It’s easy to look at a piece of technology and say it’s got lots of features. Deciding whether it will be usable is harder. We could get a bunch of volunteers and try it – but think of the problems: getting the volunteers is hard enough, but even when you’ve done that, all you’ll find out will be the worst problems. Even worse, you’ll have to actually build the technology before you can test it.
So people have developed a number of predictive approaches. They vary greatly but they all try to predict whether technology will be usable, preferably without needing real volunteers and if possible without needing to build the real technology.

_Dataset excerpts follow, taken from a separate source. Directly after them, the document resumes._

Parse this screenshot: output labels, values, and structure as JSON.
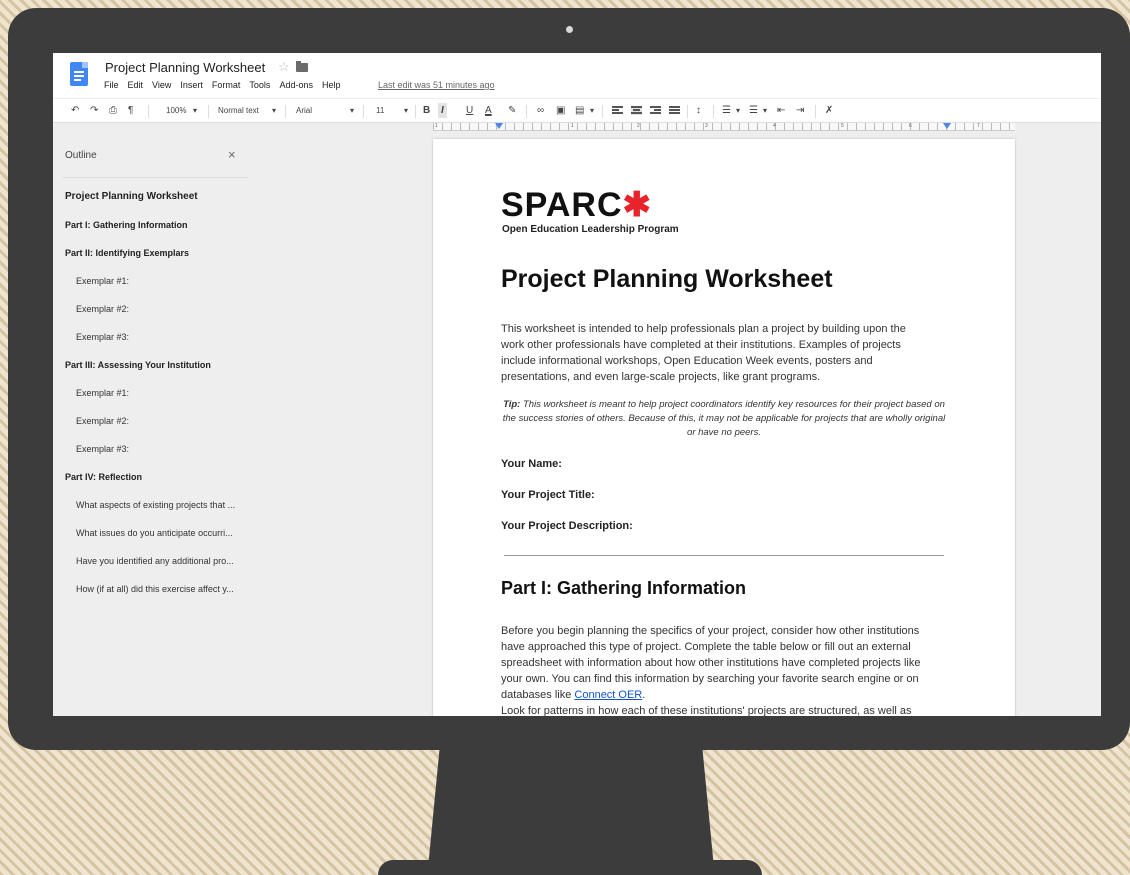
{
  "app": {
    "doc_title": "Project Planning Worksheet",
    "menu": [
      "File",
      "Edit",
      "View",
      "Insert",
      "Format",
      "Tools",
      "Add-ons",
      "Help"
    ],
    "last_edit": "Last edit was 51 minutes ago"
  },
  "toolbar": {
    "zoom": "100%",
    "style": "Normal text",
    "font": "Arial",
    "font_size": "11",
    "bold": "B",
    "italic": "I",
    "underline": "U",
    "text_color": "A"
  },
  "ruler": {
    "numbers": [
      "1",
      "1",
      "2",
      "3",
      "4",
      "5",
      "6",
      "7"
    ]
  },
  "outline": {
    "title": "Outline",
    "close": "×",
    "items": [
      {
        "label": "Project Planning Worksheet"
      },
      {
        "label": "Part I: Gathering Information"
      },
      {
        "label": "Part II: Identifying Exemplars"
      },
      {
        "label": "Exemplar #1:"
      },
      {
        "label": "Exemplar #2:"
      },
      {
        "label": "Exemplar #3:"
      },
      {
        "label": "Part III: Assessing Your Institution"
      },
      {
        "label": "Exemplar #1:"
      },
      {
        "label": "Exemplar #2:"
      },
      {
        "label": "Exemplar #3:"
      },
      {
        "label": "Part IV: Reflection"
      },
      {
        "label": "What aspects of existing projects that ..."
      },
      {
        "label": "What issues do you anticipate occurri..."
      },
      {
        "label": "Have you identified any additional pro..."
      },
      {
        "label": "How (if at all) did this exercise affect y..."
      }
    ]
  },
  "document": {
    "logo_text": "SPARC",
    "logo_star": "✱",
    "logo_subtitle": "Open Education Leadership Program",
    "heading": "Project Planning Worksheet",
    "intro": "This worksheet is intended to help professionals plan a project by building upon the work other professionals have completed at their institutions. Examples of projects include informational workshops, Open Education Week events, posters and presentations, and even large-scale projects, like grant programs.",
    "tip_label": "Tip:",
    "tip_text": " This worksheet is meant to help project coordinators identify key resources for their project based on the success stories of others. Because of this, it may not be applicable for projects that are wholly original or have no peers.",
    "field_name": "Your Name:",
    "field_title": "Your Project Title:",
    "field_description": "Your Project Description:",
    "part1_heading": "Part I: Gathering Information",
    "part1_body": "Before you begin planning the specifics of your project, consider how other institutions have approached this type of project. Complete the table below or fill out an external spreadsheet with information about how other institutions have completed projects like your own. You can find this information by searching your favorite search engine or on databases like ",
    "part1_link": "Connect OER",
    "part1_body_end": ".",
    "part1_body2": "Look for patterns in how each of these institutions' projects are structured, as well as"
  }
}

Some approaches focus on one type of technology. That’s not enough; we need an approach that works for all types of technology, including non-interactive systems (notations) as well as the more high-profile interactive systems.
You’re still not out of the wood. So you discover that your technology is problematic. Is it problematic in the same way as some other piece of technology? Will the same solution be relevant to both of them? We need a standardised vocabulary, a few words describing familiar good/bad points.
OK, nearly out of the wood, the trees are thinning out, but we’re still not quite there …. When you’ve got a vocabulary, what of it? Will a potential usability problem be relevant to the particular use you envisage? We need a standardised, high-level account of what technology can be used for, and we need to relate our vocabulary of good/bad points to the potential uses.
The Cognitive Dimensions framework does that, and is still unique in doing so, we believe.
The CDs framework provides
• a standardised framework of ‘cognitive dimensions’, each relating to usability experience,
• where each dimension is (more or less) independent of each of the others,
• applying to every kind of information artefact (i.e. anything used for storing or manipulating or accessing information – that’s most non-natural things);
• a background in the experimental literature of cognitive psychology relating to each of the dimensions;
• a high-level classification of the activities people get up to with technology;
• and an attempt to say, for each activity, which cognitive dimensions are critical to making that activity successful.
The last point is crucial. No feature is good or bad in itself. Until you know what it’s to be used for, you can’t say whether a device is usably designed or not.
One other point. The dimensions are not brand new discoveries. On the contrary, they will all sound very familiar from your own experience – but you probably haven’t named them before, let alone built them into a system. (If you have, let’s hear about it, please!)